(écrit le 29 janvier 2003)
Et vive la ploutocratie
« Il faut aider les riches » : c’est le discours que tiennent George Bush, présidents des Etats-Unis, Jacques Chirac (qui pense que l’économie de marché est in des fondements de l’Europe), Francis Mer (Ministre de l’économie), Ernest-Antoine Seillière (président du Medef) et tous les économistes libéraux du monde. Voici quelques points de vue et commentaires à ce sujet.
Jean-Pierre Raffarin, dans une expression malheureuse, a popularisé l’idée d’une France d’en-haut et d’une France d’en-bas. On dit qu’il regrette bien cette formule facile !

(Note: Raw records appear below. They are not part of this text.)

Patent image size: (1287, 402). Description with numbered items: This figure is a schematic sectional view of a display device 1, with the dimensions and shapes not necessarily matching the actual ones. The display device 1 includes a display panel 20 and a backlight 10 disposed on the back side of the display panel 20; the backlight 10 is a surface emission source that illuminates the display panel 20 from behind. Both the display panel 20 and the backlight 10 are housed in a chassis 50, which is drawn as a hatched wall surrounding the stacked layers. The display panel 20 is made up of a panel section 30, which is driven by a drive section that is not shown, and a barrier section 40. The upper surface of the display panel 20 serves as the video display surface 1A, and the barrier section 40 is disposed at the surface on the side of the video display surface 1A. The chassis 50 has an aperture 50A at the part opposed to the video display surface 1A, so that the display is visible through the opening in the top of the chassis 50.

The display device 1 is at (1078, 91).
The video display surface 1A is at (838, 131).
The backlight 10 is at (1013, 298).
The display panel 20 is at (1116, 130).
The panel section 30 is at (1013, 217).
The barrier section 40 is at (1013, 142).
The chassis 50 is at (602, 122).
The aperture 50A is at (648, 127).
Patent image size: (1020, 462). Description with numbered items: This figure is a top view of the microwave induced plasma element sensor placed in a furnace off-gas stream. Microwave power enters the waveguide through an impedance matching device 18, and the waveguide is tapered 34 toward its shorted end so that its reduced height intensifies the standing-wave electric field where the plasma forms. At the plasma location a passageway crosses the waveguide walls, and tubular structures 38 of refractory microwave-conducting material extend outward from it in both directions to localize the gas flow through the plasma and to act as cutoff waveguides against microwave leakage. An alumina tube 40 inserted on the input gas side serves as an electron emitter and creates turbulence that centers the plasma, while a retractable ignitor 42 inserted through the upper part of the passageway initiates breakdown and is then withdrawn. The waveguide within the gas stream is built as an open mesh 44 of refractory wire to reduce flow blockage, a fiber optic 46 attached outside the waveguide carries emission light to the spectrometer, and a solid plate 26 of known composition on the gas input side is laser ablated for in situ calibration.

Cette semaine, la Mée a collecté divers articles sur « les riches », au risque d’être accusée d’appeler à la « lutte des classes » , à la « politique de l’envie » (comme dit Paul Krugman dans un article du New York Times Magazine, repris par le Courrier International du 9 janvier 2003).
Et, de fait, par « pudeur », nombre de personnes évitent de parler de cette fracture sociale (sur laquelle Chirac s’est fait élire) qui va grandissant et qui a de profondes répercussions économiques, sociales et politiques.
Mirif’hic !
Aux Etats-Unis, depuis 30 ans, les inégalités se sont fortement aggravées, avec une incroyable concentration des revenus et des richesses dans quelques mains. C’est ainsi, par exemple, que Jack Welch, ancien président de General Electric a gagné 123 millions d’euros en l’an 2000, principalement sous forme d’actions et de stock-options, ce qui lui a fait 68 000 000,00 F par mois (cela permettrait de vivre à 12 500 SMICards pendant un an). A lui seul, il pourrait payer les salaires de tous les salariés de Châteaubriant pendant un an.
Pour s’en tenir à la France, La Mée a déjà expliqué comment Ernest Antoine Seillière, le patron des patrons, a gagné 222 fois le SMIC en l’an 2000, comment Jean-Marie Messier (patron de Vivendi) a gagné 3685 fois le SMIC en 2001, et comment Jean-Luc Lagardère, patron de presse, a gagné la même année 1496 fois le SMIC. Des salaires mirifiques à vous en mettre plein les mirettes pour pas un sou !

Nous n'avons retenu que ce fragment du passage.